NFT – is also a token, which stands for Non-Fungible Token. As I understand it, you know what an NFT is. Yes, these are the digital works of art stored on the blockchain.
Coin
Imagine that the foundation is a coin. The coin has its own blockchain, which is named after it. All actions within the blockchain are carried out using the coin, which is needed to pay fees in the network. Without it, the blockchain will not function.
Token
Tokens, on the other hand, are not coins. They are built on top of an existing blockchain.
A coin is needed to pay network fees, while a token is used to provide utility through a smart contract.
Tokens have different functionalities:
- Project governance. Analogous to stocks. The more tokens you have, the more influence you have on the project. Yes, internal voting takes place in projects. For example, MKR, ARB, OP, and others.
- Payment for something. Sometimes projects may require payment only in their tokens.
- Utility tokens. For example, the KCS token from the Kucoin exchange. Holding this token provides certain advantages: participation in exchange promotions, reduced fees, etc.
- Stablecoins. Tokens pegged to real currencies. For example, USDT, BUSD, TUSD, etc. All of them are worth about $1.
- NFTs. Those pictures on the blockchain. Yes, they are also tokens.
Stablecoins
Stablecoins are created to make it easier to trade other cryptocurrencies. A stablecoin is pegged to the exchange rate of fiat currencies. In 95% of cases, this is the US dollar.
But you can't just peg a stablecoin's exchange rate to the dollar. It needs to be backed by something.
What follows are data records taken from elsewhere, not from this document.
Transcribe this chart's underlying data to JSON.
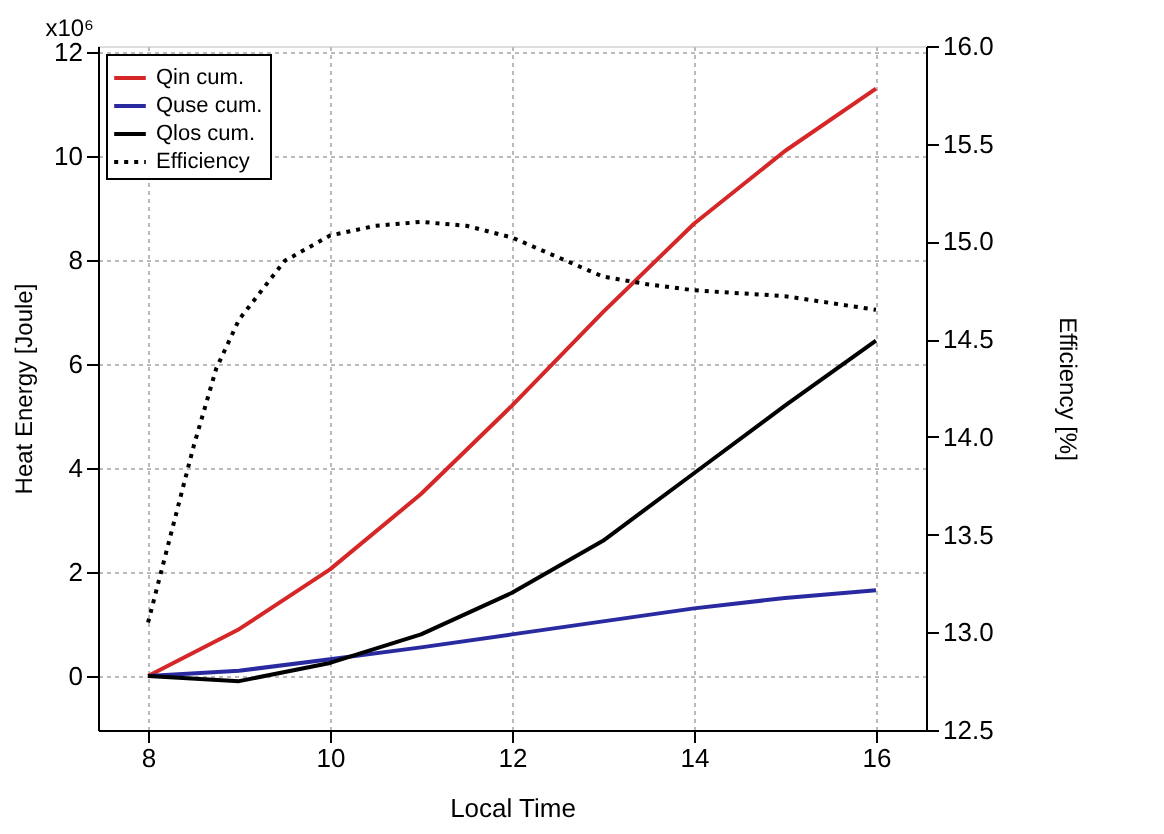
{
  "chart_data": {
    "type": "line",
    "xlabel": "Local Time",
    "ylabel": "Heat Energy [Joule]",
    "y2label": "Efficiency [%]",
    "xlim": [
      7.45,
      16.55
    ],
    "xticks": [
      8,
      10,
      12,
      14,
      16
    ],
    "ylim": [
      -1.04,
      12.12
    ],
    "yticks": [
      0,
      2,
      4,
      6,
      8,
      10,
      12
    ],
    "annotations": [
      "x10⁶"
    ],
    "y2lim": [
      12.5,
      16.0
    ],
    "y2ticks": [
      {
        "value": 12.5,
        "label": "12.5"
      },
      {
        "value": 13.0,
        "label": "13.0"
      },
      {
        "value": 13.5,
        "label": "13.5"
      },
      {
        "value": 14.0,
        "label": "14.0"
      },
      {
        "value": 14.5,
        "label": "14.5"
      },
      {
        "value": 15.0,
        "label": "15.0"
      },
      {
        "value": 15.5,
        "label": "15.5"
      },
      {
        "value": 16.0,
        "label": "16.0"
      }
    ],
    "grid": true,
    "legend": "top left",
    "marker": "none",
    "series": [
      {
        "name": "Qin cum.",
        "color": "#d62728",
        "line_style": "solid",
        "x": [
          8,
          9,
          10,
          11,
          12,
          13,
          14,
          15,
          16
        ],
        "values": [
          0,
          0.9,
          2.05,
          3.5,
          5.2,
          7.0,
          8.7,
          10.1,
          11.3
        ]
      },
      {
        "name": "Quse cum.",
        "color": "#2a2aa0",
        "line_style": "solid",
        "x": [
          8,
          9,
          10,
          11,
          12,
          13,
          14,
          15,
          16
        ],
        "values": [
          0,
          0.1,
          0.32,
          0.55,
          0.8,
          1.05,
          1.3,
          1.5,
          1.65
        ]
      },
      {
        "name": "Qlos cum.",
        "color": "#000000",
        "line_style": "solid",
        "x": [
          8,
          9,
          10,
          11,
          12,
          13,
          14,
          15,
          16
        ],
        "values": [
          0,
          -0.1,
          0.25,
          0.8,
          1.6,
          2.6,
          3.9,
          5.2,
          6.45
        ]
      },
      {
        "name": "Efficiency",
        "color": "#000000",
        "line_style": "dotted",
        "axis": "y2",
        "x": [
          8,
          8.25,
          8.5,
          8.75,
          9,
          9.5,
          10,
          10.5,
          11,
          11.5,
          12,
          12.5,
          13,
          13.5,
          14,
          15,
          16
        ],
        "values": [
          13.05,
          13.5,
          13.95,
          14.35,
          14.6,
          14.9,
          15.03,
          15.08,
          15.1,
          15.08,
          15.02,
          14.92,
          14.82,
          14.78,
          14.75,
          14.72,
          14.65
        ]
      }
    ]
  }
}
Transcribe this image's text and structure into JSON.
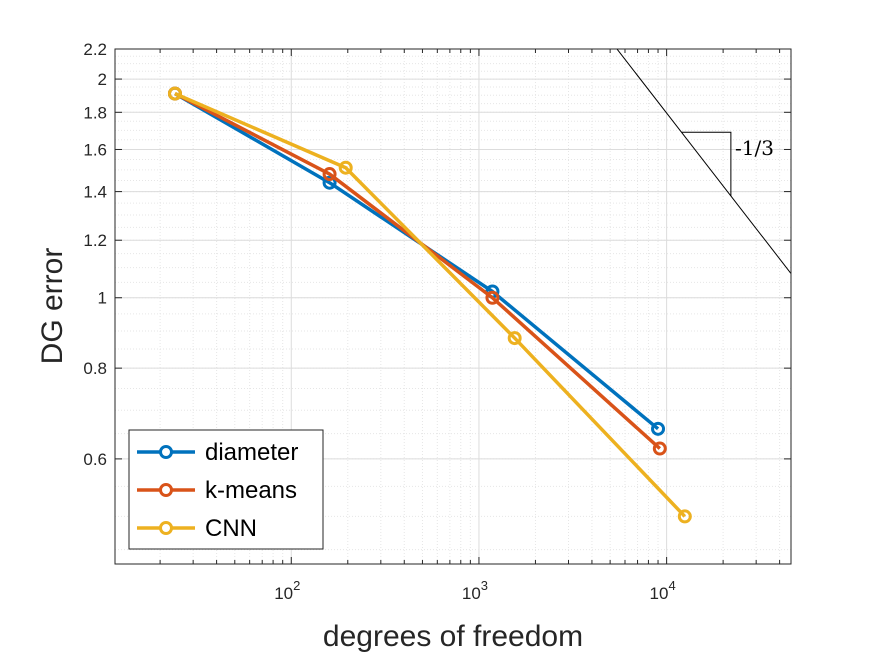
{
  "chart_data": {
    "type": "line",
    "xscale": "log",
    "yscale": "log",
    "xlabel": "degrees of freedom",
    "ylabel": "DG error",
    "xlim": [
      11.5,
      46000
    ],
    "ylim": [
      0.43,
      2.2
    ],
    "grid": true,
    "minor_grid": true,
    "legend_position": "bottom-left",
    "x_ticks": [
      {
        "value": 100,
        "base": "10",
        "exp": "2"
      },
      {
        "value": 1000,
        "base": "10",
        "exp": "3"
      },
      {
        "value": 10000,
        "base": "10",
        "exp": "4"
      }
    ],
    "y_ticks": [
      {
        "value": 0.6,
        "label": "0.6"
      },
      {
        "value": 0.8,
        "label": "0.8"
      },
      {
        "value": 1.0,
        "label": "1"
      },
      {
        "value": 1.2,
        "label": "1.2"
      },
      {
        "value": 1.4,
        "label": "1.4"
      },
      {
        "value": 1.6,
        "label": "1.6"
      },
      {
        "value": 1.8,
        "label": "1.8"
      },
      {
        "value": 2.0,
        "label": "2"
      },
      {
        "value": 2.2,
        "label": "2.2"
      }
    ],
    "series": [
      {
        "name": "diameter",
        "color": "#0072BD",
        "x": [
          24,
          160,
          1180,
          9000
        ],
        "y": [
          1.91,
          1.44,
          1.02,
          0.66
        ]
      },
      {
        "name": "k-means",
        "color": "#D95319",
        "x": [
          24,
          160,
          1180,
          9200
        ],
        "y": [
          1.91,
          1.48,
          1.0,
          0.62
        ]
      },
      {
        "name": "CNN",
        "color": "#EDB120",
        "x": [
          24,
          195,
          1550,
          12500
        ],
        "y": [
          1.91,
          1.51,
          0.88,
          0.5
        ]
      }
    ],
    "reference_line": {
      "slope": -0.3333,
      "through": [
        4350,
        2.37
      ],
      "label": "-1/3",
      "color": "#000000"
    },
    "slope_triangle": {
      "x_start": 12000,
      "x_end": 22000
    }
  }
}
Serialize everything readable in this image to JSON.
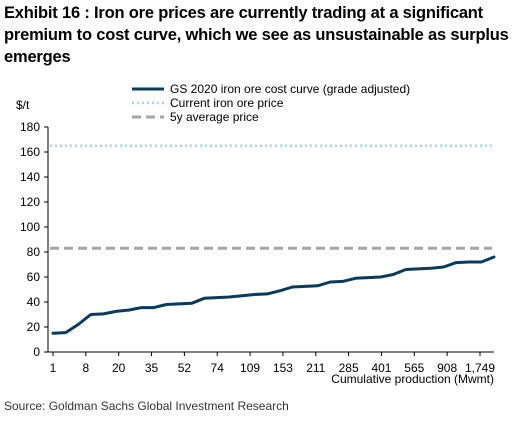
{
  "header": {
    "title": "Exhibit 16 : Iron ore prices are currently trading at a significant premium to cost curve, which we see as unsustainable as surplus emerges"
  },
  "footer": {
    "source": "Source: Goldman Sachs Global Investment Research"
  },
  "chart_data": {
    "type": "line",
    "title": "",
    "ylabel": "$/t",
    "xlabel": "Cumulative production (Mwmt)",
    "ylim": [
      0,
      180
    ],
    "yticks": [
      0,
      20,
      40,
      60,
      80,
      100,
      120,
      140,
      160,
      180
    ],
    "xtick_labels": [
      "1",
      "8",
      "20",
      "35",
      "52",
      "74",
      "109",
      "153",
      "211",
      "285",
      "401",
      "565",
      "908",
      "1,749"
    ],
    "grid": false,
    "legend_position": "top",
    "series": [
      {
        "name": "GS 2020 iron ore cost curve (grade adjusted)",
        "style": "solid",
        "color": "#0b3b5c",
        "values": [
          15,
          15.5,
          22,
          30,
          30.5,
          32.5,
          33.5,
          35.5,
          35.5,
          38,
          38.5,
          39,
          43,
          43.5,
          44,
          45,
          46,
          46.5,
          49,
          52,
          52.5,
          53,
          56,
          56.5,
          59,
          59.5,
          60,
          62,
          66,
          66.5,
          67,
          68,
          71.5,
          72,
          72,
          76
        ]
      },
      {
        "name": "Current iron ore price",
        "style": "dotted",
        "color": "#a9d3f0",
        "constant": 165
      },
      {
        "name": "5y average price",
        "style": "dashed",
        "color": "#a6a6a6",
        "constant": 83
      }
    ]
  }
}
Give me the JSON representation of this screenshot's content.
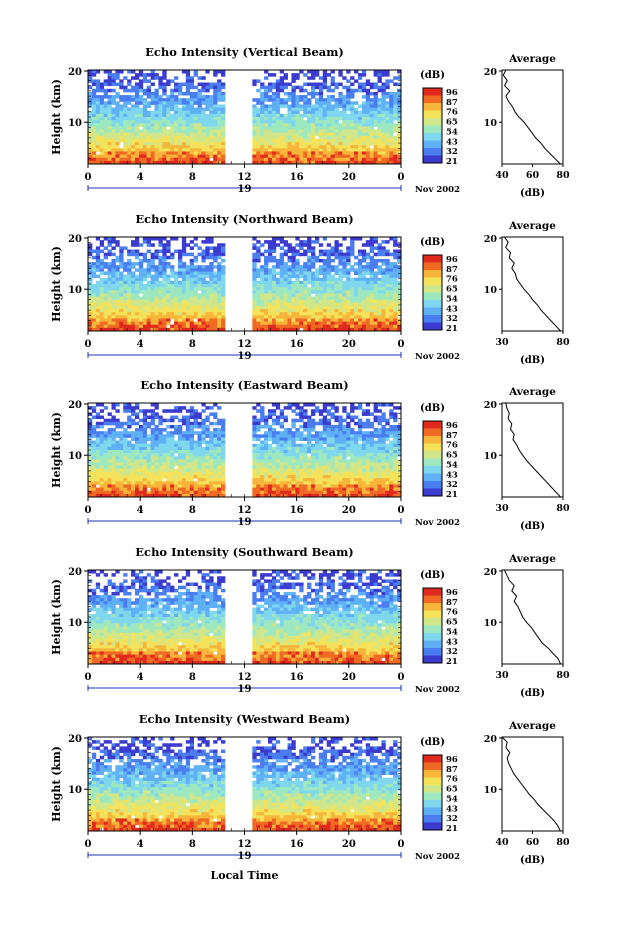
{
  "colors": {
    "scale": [
      "#3b3bd0",
      "#4a7df0",
      "#5fb0f5",
      "#7fd7ee",
      "#9ee8c0",
      "#cfe68a",
      "#f3e25a",
      "#f7b53a",
      "#f06a24",
      "#e02a1e"
    ],
    "blank": "#ffffff",
    "line": "#000000",
    "axis_blue": "#1f2fbf"
  },
  "common": {
    "ylabel": "Height (km)",
    "xticks": [
      "0",
      "4",
      "8",
      "12",
      "16",
      "20",
      "0"
    ],
    "date_label": "19",
    "date_suffix": "Nov 2002",
    "colorbar_unit": "(dB)",
    "colorbar_ticks": [
      "96",
      "87",
      "76",
      "65",
      "54",
      "43",
      "32",
      "21"
    ],
    "avg_title": "Average",
    "avg_xlabel": "(dB)",
    "main_yticks": [
      "20",
      "10"
    ],
    "avg_yticks": [
      "20",
      "10"
    ],
    "bottom_xlabel": "Local Time"
  },
  "chart_data": [
    {
      "type": "heatmap",
      "title": "Echo Intensity (Vertical Beam)",
      "ylabel": "Height (km)",
      "xlim_hours": [
        0,
        24
      ],
      "ylim_km": [
        2,
        20
      ],
      "colorbar_range_db": [
        21,
        96
      ],
      "data_gap_hours": [
        10.5,
        12.5
      ],
      "average_profile": {
        "title": "Average",
        "xlabel": "(dB)",
        "xticks": [
          "40",
          "60",
          "80"
        ],
        "xlim": [
          35,
          82
        ],
        "height_km": [
          2,
          3,
          4,
          5,
          6,
          7,
          8,
          9,
          10,
          11,
          12,
          13,
          14,
          15,
          16,
          17,
          18,
          19,
          20
        ],
        "value_db": [
          80,
          76,
          72,
          68,
          65,
          61,
          58,
          55,
          52,
          48,
          45,
          43,
          40,
          38,
          41,
          37,
          39,
          36,
          38
        ]
      }
    },
    {
      "type": "heatmap",
      "title": "Echo Intensity (Northward Beam)",
      "ylabel": "Height (km)",
      "xlim_hours": [
        0,
        24
      ],
      "ylim_km": [
        2,
        20
      ],
      "colorbar_range_db": [
        21,
        96
      ],
      "data_gap_hours": [
        10.5,
        12.5
      ],
      "average_profile": {
        "title": "Average",
        "xlabel": "(dB)",
        "xticks": [
          "30",
          "80"
        ],
        "xlim": [
          30,
          80
        ],
        "height_km": [
          2,
          3,
          4,
          5,
          6,
          7,
          8,
          9,
          10,
          11,
          12,
          13,
          14,
          15,
          16,
          17,
          18,
          19,
          20
        ],
        "value_db": [
          78,
          74,
          70,
          66,
          62,
          59,
          55,
          52,
          48,
          45,
          42,
          41,
          38,
          40,
          36,
          37,
          33,
          35,
          32
        ]
      }
    },
    {
      "type": "heatmap",
      "title": "Echo Intensity (Eastward Beam)",
      "ylabel": "Height (km)",
      "xlim_hours": [
        0,
        24
      ],
      "ylim_km": [
        2,
        20
      ],
      "colorbar_range_db": [
        21,
        96
      ],
      "data_gap_hours": [
        10.5,
        12.5
      ],
      "average_profile": {
        "title": "Average",
        "xlabel": "(dB)",
        "xticks": [
          "30",
          "80"
        ],
        "xlim": [
          30,
          80
        ],
        "height_km": [
          2,
          3,
          4,
          5,
          6,
          7,
          8,
          9,
          10,
          11,
          12,
          13,
          14,
          15,
          16,
          17,
          18,
          19,
          20
        ],
        "value_db": [
          78,
          74,
          70,
          66,
          62,
          58,
          54,
          50,
          47,
          44,
          42,
          39,
          40,
          37,
          38,
          35,
          36,
          34,
          33
        ]
      }
    },
    {
      "type": "heatmap",
      "title": "Echo Intensity (Southward Beam)",
      "ylabel": "Height (km)",
      "xlim_hours": [
        0,
        24
      ],
      "ylim_km": [
        2,
        20
      ],
      "colorbar_range_db": [
        21,
        96
      ],
      "data_gap_hours": [
        10.5,
        12.5
      ],
      "average_profile": {
        "title": "Average",
        "xlabel": "(dB)",
        "xticks": [
          "30",
          "80"
        ],
        "xlim": [
          30,
          80
        ],
        "height_km": [
          2,
          3,
          4,
          5,
          6,
          7,
          8,
          9,
          10,
          11,
          12,
          13,
          14,
          15,
          16,
          17,
          18,
          19,
          20
        ],
        "value_db": [
          78,
          76,
          72,
          68,
          63,
          60,
          57,
          54,
          50,
          47,
          45,
          43,
          40,
          42,
          38,
          40,
          36,
          34,
          32
        ]
      }
    },
    {
      "type": "heatmap",
      "title": "Echo Intensity (Westward Beam)",
      "ylabel": "Height (km)",
      "xlim_hours": [
        0,
        24
      ],
      "ylim_km": [
        2,
        20
      ],
      "colorbar_range_db": [
        21,
        96
      ],
      "data_gap_hours": [
        10.5,
        12.5
      ],
      "average_profile": {
        "title": "Average",
        "xlabel": "(dB)",
        "xticks": [
          "40",
          "60",
          "80"
        ],
        "xlim": [
          33,
          80
        ],
        "height_km": [
          2,
          3,
          4,
          5,
          6,
          7,
          8,
          9,
          10,
          11,
          12,
          13,
          14,
          15,
          16,
          17,
          18,
          19,
          20
        ],
        "value_db": [
          78,
          76,
          73,
          69,
          65,
          61,
          58,
          54,
          51,
          48,
          45,
          42,
          40,
          38,
          37,
          39,
          36,
          37,
          33
        ]
      }
    }
  ]
}
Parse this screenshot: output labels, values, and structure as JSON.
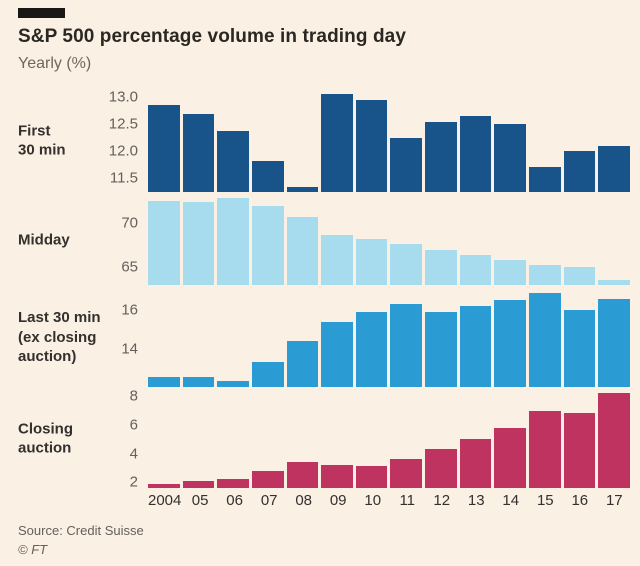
{
  "header": {
    "title": "S&P 500 percentage volume in trading day",
    "subtitle": "Yearly (%)"
  },
  "footer": {
    "source": "Source: Credit Suisse",
    "copyright": "© FT"
  },
  "colors": {
    "background": "#FAF0E4",
    "dark_blue": "#18548A",
    "light_blue": "#A7DCEF",
    "mid_blue": "#2A9BD3",
    "claret": "#BE335F",
    "text_dark": "#33302E",
    "text_gray": "#66605C"
  },
  "chart_data": {
    "type": "bar",
    "title": "S&P 500 percentage volume in trading day",
    "subtitle": "Yearly (%)",
    "legend_position": "none",
    "grid": false,
    "categories": [
      "2004",
      "05",
      "06",
      "07",
      "08",
      "09",
      "10",
      "11",
      "12",
      "13",
      "14",
      "15",
      "16",
      "17"
    ],
    "panels": [
      {
        "id": "first-30-min",
        "label": "First 30 min",
        "label_lines": [
          "First",
          "30 min"
        ],
        "color": "#18548A",
        "ymin": 11.25,
        "ymax": 13.15,
        "ticks": [
          11.5,
          12.0,
          12.5,
          13.0
        ],
        "tick_labels": [
          "11.5",
          "12.0",
          "12.5",
          "13.0"
        ],
        "values": [
          12.85,
          12.68,
          12.37,
          11.82,
          11.35,
          13.05,
          12.95,
          12.25,
          12.55,
          12.65,
          12.5,
          11.72,
          12.0,
          12.1
        ]
      },
      {
        "id": "midday",
        "label": "Midday",
        "label_lines": [
          "Midday"
        ],
        "color": "#A7DCEF",
        "ymin": 63.0,
        "ymax": 73.3,
        "ticks": [
          65,
          70
        ],
        "tick_labels": [
          "65",
          "70"
        ],
        "values": [
          72.5,
          72.4,
          72.8,
          71.9,
          70.7,
          68.7,
          68.2,
          67.6,
          67.0,
          66.4,
          65.8,
          65.3,
          65.0,
          63.6
        ]
      },
      {
        "id": "last-30-min-ex-closing-auction",
        "label": "Last 30 min (ex closing auction)",
        "label_lines": [
          "Last 30 min",
          "(ex closing",
          "auction)"
        ],
        "color": "#2A9BD3",
        "ymin": 12.0,
        "ymax": 17.2,
        "ticks": [
          14,
          16
        ],
        "tick_labels": [
          "14",
          "16"
        ],
        "values": [
          12.5,
          12.5,
          12.3,
          13.3,
          14.4,
          15.4,
          15.9,
          16.3,
          15.9,
          16.2,
          16.5,
          16.9,
          16.0,
          16.6
        ]
      },
      {
        "id": "closing-auction",
        "label": "Closing auction",
        "label_lines": [
          "Closing",
          "auction"
        ],
        "color": "#BE335F",
        "ymin": 1.6,
        "ymax": 8.5,
        "ticks": [
          2,
          4,
          6,
          8
        ],
        "tick_labels": [
          "2",
          "4",
          "6",
          "8"
        ],
        "values": [
          1.9,
          2.1,
          2.2,
          2.8,
          3.4,
          3.2,
          3.1,
          3.6,
          4.3,
          5.0,
          5.8,
          7.0,
          6.8,
          8.2
        ]
      }
    ]
  }
}
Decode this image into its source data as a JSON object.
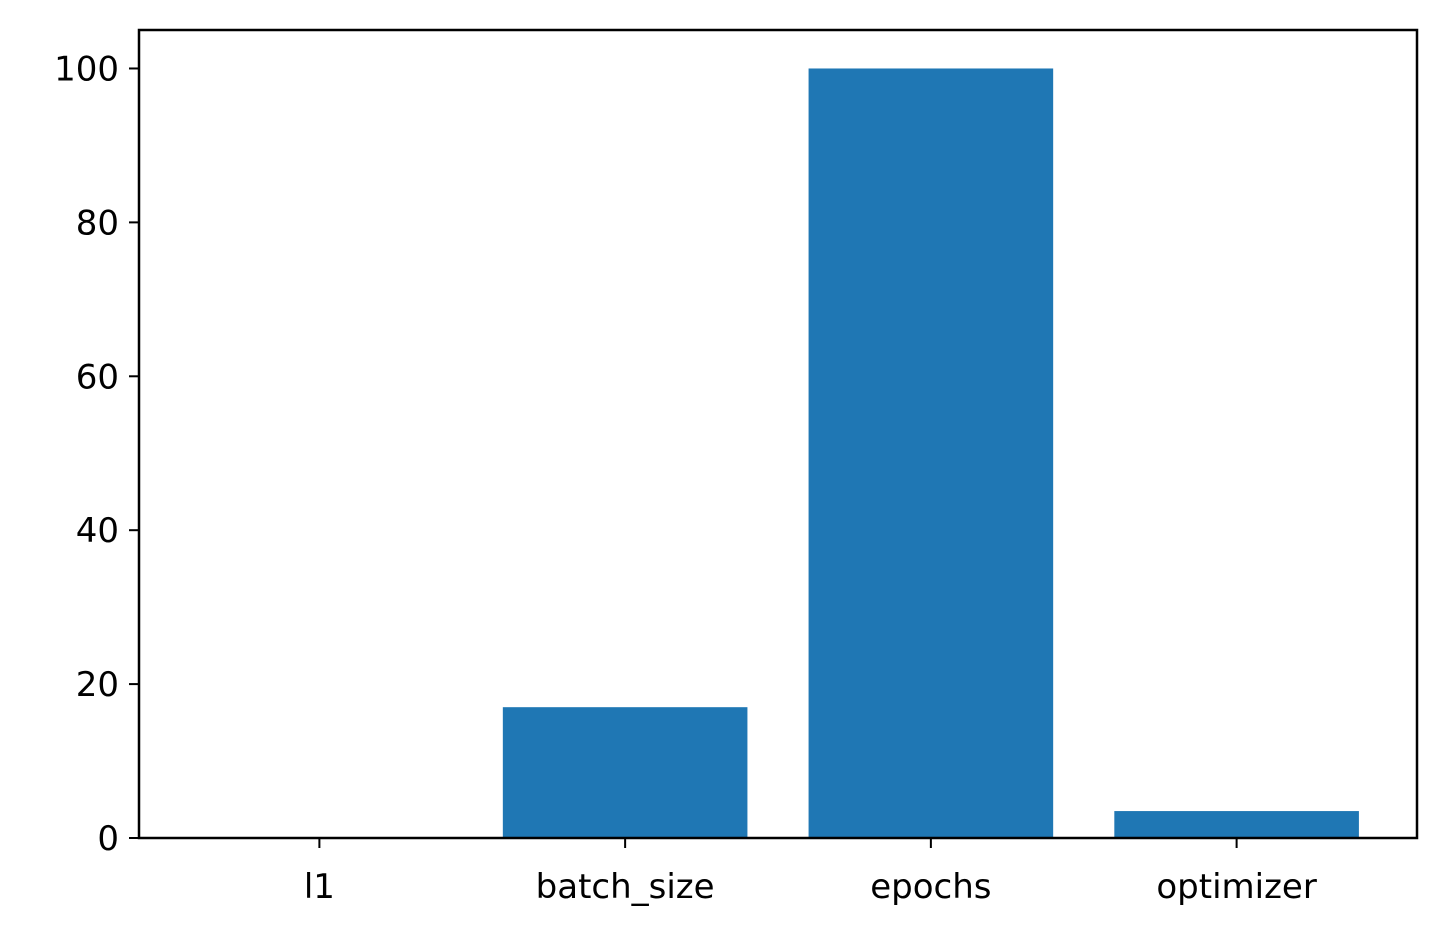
{
  "chart_data": {
    "type": "bar",
    "title": "",
    "xlabel": "",
    "ylabel": "",
    "categories": [
      "l1",
      "batch_size",
      "epochs",
      "optimizer"
    ],
    "values": [
      0.05,
      17,
      100,
      3.5
    ],
    "ylim": [
      0,
      105
    ],
    "yticks": [
      0,
      20,
      40,
      60,
      80,
      100
    ],
    "grid": false,
    "legend": "none",
    "bar_color": "#1f77b4"
  }
}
There are two main types of backing:
- Holding real dollars in a real bank.
- Over-collateralization. These stablecoins are backed by other cryptocurrencies, the total value of which is higher. For example, 1 million dollars in 1 million DAI (stablecoin) is backed by 1.3 million dollars in ETH.
Sometimes stablecoins can become unpegged (lose their connection to the fiat currency), for example, there was a moment when USDC was worth about $0.90 for a couple of days.
NFT
I think you've already understood what tokens are. Now, let me tell you about NFTs — they are also tokens, but non-fungible, meaning they cannot be replaced with another token.
I asked you for 0.1 BTC because I did some work for you. You easily sent me 0.1 BTC.
But what if I ask you for 0.5 NFTs from the BAYC collection (shown in the screenshot below)
You won’t be able to send me that amount. And how would you send it: split the image in half? That’s not possible in the blockchain. In the real world, you can’t buy half of a painting. That’s why NFTs are called non-fungible.
I think you understand that NFTs are images created on the blockchain. That’s true, but NFTs are not just images. The technology of NFTs is simply the best fit for creating them.
NFTs are a useful technology that allows you to store not just images, but also audio, video, and other data. Many people dream of creating ownership contracts in the future in the form of NFTs, for example, for a house. The potential of this technology is enormous.